Personal mobility undoubtedly gives the greatest level of independence for anyone with a disability. But for many disabled people, the process of learning to drive and getting themselves a car is a great deal more complex and difficult than most of us have had to face. With this in mind, in 1983 the department set up the first of what has become a biennial series of Mobility Roadshows. Those shows bring together all the major vehicle manufacturers, each with a fleet of their latest standard production cars equipped with a range of hand controls and adaptations. Disabled people are invited not just to look at the cars but also to test drive them on the private road system down at the department's Transport Research Laboratory. Even those who have only a provisional licence can test drive cars under the watchful eye of the department's driving examiners. The last Mobility Roadshow in 1991 attracted more than 200 exhibitors and over 30,000 disabled visitors. The next show, which will be on June 11th to 13th, will, we hope, offer a wider opportunity still.

The noble Lady, Lady Kinloss, asked about disabled driving instructors. A Private Member's Bill, which has full government support, is currently being discussed in another place and, if passed, it will make it possible for the first time for physically disabled people to apply to become approved driving instructors.

The noble Lady asked also about tactile surfaces on platform edges and other facilities at unmanned stations. We are jointly funding a project with British Rail to look at practical solutions to access problems of elderly and disabled people at unmanned stations. Tactile surfaces will be one of a number of initiatives to be tested. Perhaps the noble Lady will allow me to write to her on the other points she raised because I do not have time to mention them all.

I want to say to the noble Lord, Lord Clinton-Davis, that the number he gave for taxis which have wheelchair accessibility in London was not correct because over 7,000 now have that accessibility. Every new taxi has full access. From 1st January 2000 all taxis in London must be fully accessible. We have also produced a training video for taxis called "Call a Cab" which is widely available to the taxi fraternity. If the noble Lord finds another taxi driver who does not know what to do, perhaps he will indicate to him that there is a video available to him.

The noble Lord, Lord Tordoff, asked about minicabs.
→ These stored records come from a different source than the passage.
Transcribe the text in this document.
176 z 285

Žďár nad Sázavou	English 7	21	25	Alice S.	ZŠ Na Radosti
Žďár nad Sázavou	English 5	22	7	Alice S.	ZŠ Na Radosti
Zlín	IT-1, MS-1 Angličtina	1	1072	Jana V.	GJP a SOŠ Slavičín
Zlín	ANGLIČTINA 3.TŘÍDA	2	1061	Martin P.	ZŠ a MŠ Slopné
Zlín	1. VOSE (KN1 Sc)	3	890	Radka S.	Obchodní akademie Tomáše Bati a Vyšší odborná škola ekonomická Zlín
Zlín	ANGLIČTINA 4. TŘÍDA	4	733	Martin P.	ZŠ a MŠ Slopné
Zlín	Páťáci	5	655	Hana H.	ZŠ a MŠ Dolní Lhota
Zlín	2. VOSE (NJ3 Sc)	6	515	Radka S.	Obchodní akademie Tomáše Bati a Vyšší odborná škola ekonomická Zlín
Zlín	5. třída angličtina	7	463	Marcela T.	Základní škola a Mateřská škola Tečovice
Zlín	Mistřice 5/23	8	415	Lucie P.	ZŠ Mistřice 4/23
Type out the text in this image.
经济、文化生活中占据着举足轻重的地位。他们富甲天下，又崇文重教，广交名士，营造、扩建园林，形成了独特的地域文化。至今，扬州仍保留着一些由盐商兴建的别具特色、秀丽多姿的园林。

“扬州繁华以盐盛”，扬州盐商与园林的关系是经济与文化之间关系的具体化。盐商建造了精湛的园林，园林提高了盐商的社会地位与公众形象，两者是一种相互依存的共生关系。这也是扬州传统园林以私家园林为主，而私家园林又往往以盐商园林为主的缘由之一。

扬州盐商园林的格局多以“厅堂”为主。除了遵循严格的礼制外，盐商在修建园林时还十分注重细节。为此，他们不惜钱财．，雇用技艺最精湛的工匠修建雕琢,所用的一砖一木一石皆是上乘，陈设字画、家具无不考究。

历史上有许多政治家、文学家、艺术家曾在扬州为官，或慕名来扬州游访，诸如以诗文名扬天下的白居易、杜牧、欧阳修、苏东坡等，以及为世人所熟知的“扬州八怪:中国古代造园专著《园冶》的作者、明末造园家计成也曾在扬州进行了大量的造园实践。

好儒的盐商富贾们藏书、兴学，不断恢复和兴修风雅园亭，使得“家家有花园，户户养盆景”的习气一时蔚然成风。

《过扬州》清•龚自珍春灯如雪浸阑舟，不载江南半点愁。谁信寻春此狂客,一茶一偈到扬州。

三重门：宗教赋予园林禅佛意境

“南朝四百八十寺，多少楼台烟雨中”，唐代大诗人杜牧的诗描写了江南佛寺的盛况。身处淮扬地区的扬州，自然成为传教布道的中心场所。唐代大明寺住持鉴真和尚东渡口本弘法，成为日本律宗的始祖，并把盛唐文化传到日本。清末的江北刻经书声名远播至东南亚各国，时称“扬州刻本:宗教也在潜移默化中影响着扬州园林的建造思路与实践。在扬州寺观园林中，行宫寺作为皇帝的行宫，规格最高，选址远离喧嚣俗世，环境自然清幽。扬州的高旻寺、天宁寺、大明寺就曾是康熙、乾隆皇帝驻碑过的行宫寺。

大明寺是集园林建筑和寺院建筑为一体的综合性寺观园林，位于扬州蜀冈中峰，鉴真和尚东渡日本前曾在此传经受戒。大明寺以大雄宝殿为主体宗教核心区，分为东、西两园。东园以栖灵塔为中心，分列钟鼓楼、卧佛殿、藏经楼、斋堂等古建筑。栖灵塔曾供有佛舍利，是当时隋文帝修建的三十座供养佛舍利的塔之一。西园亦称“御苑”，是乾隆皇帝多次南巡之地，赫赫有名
As he will know, we are currently considering that issue. Questions about it have been tabled in the House. We hope to be in a position to put forward proposals shortly.

The mobility needs of people with disabilities, like those of everyone else, cover a wide spectrum. We are grateful to the work of DPTAC in helping us to develop clear and effective policies in this area which are aimed at breaking down the barriers that exist and creating an environment in which fully independent mobility is possible.

Baroness Stedman

My Lords, I thank all noble Lords who have taken part in the debate, which has been useful. I am sorry that we did not have more positive answers from the Minister as to how the department is likely to help and encourage. The noble Lord, Lord Clinton-Davis, mentioned that local authorities are strapped for cash. However willing they may be to use Section 106, the funds may not be available for them to do so. I hope that the Minister will take to heart the suggestion of the noble Lord, Lord Shepherd, about the possibility of leasing back buses. That will encourage the fleet to be replaced by buses which the physically handicapped, those who are handicapped in varying degrees and the able bodied can all use. I hope that something can be done in less than the 25 years which is suggested at present.

I am grateful to the Minister for his reply, although I wish that he had been a little more positive. I beg leave to withdraw the Motion.

Motion for Papers, by leave, withdrawn.